Smoke and mirrors: On the FDA’s nicotine and vaping rulings

Count us fans of the Food and Drug Administration’s historic push to reduce nicotine levels in cigarettes, which, in concert with a proposed ban on menthol-flavored cancer sticks, promises to liberate millions of Americans from deadly addiction. Cigarette smoking is responsible for nearly a half-million deaths in America per year, a fact easily forgotten amidst understandable attention to COVID’s carnage and the opioid epidemic. It’s the tar and carbon monoxide and other chemicals in burning tobacco that kill, but it’s the nicotine that keeps smokers smoking.

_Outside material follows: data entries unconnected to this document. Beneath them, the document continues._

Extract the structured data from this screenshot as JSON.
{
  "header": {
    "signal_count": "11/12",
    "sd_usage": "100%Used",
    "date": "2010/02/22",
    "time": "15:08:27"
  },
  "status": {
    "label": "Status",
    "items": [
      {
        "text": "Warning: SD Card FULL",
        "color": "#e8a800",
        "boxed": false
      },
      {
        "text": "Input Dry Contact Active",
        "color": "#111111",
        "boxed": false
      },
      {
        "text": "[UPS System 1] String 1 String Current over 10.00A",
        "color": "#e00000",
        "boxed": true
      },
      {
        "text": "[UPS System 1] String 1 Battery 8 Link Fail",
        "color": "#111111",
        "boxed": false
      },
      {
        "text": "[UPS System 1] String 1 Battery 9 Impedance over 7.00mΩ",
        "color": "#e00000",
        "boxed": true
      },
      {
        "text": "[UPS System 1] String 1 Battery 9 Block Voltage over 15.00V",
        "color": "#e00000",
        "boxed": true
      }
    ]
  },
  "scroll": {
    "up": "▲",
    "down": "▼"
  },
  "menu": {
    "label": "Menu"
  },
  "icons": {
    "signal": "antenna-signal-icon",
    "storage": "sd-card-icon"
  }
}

A parallel FDA crackdown on some vaping products — most recently manifest in its demand that Juul products be removed from the U.S. market — rests on far shakier ground.

Vaping is not good for human health; no teenager should get hooked on any addictive substance if the government can help it. But federal regulators live in a world of alternatives, not absolutes, and by every measurable indicator, vaping remains much healthier than lighting up a burning cigarette and drawing in the smoke, and can help people quit.

An intelligent nation will not simply shout at oxycontin and heroin addicts to drop their pills and syringes; it will offer them medication-assisted treatment and safe-injection facilities where, in addition to being connected to services to help wean them off the drugs, they can use safely without dying of overdose. Similarly, the proper response to men and women spending thousands of dollars a year to damage their lungs and hearts is not just public education, but safer and carefully regulated alternatives.

With a smoking and vaping age of 21, manufacturers should be strictly prohibited from enticing impressionable young minds to use their products — just as Juul was a few years ago, before it largely fell out of favor with teen consumers. But for adults looking to quit a legal but lethal habit, the FDA must remember that these products have real utility. Let them vape.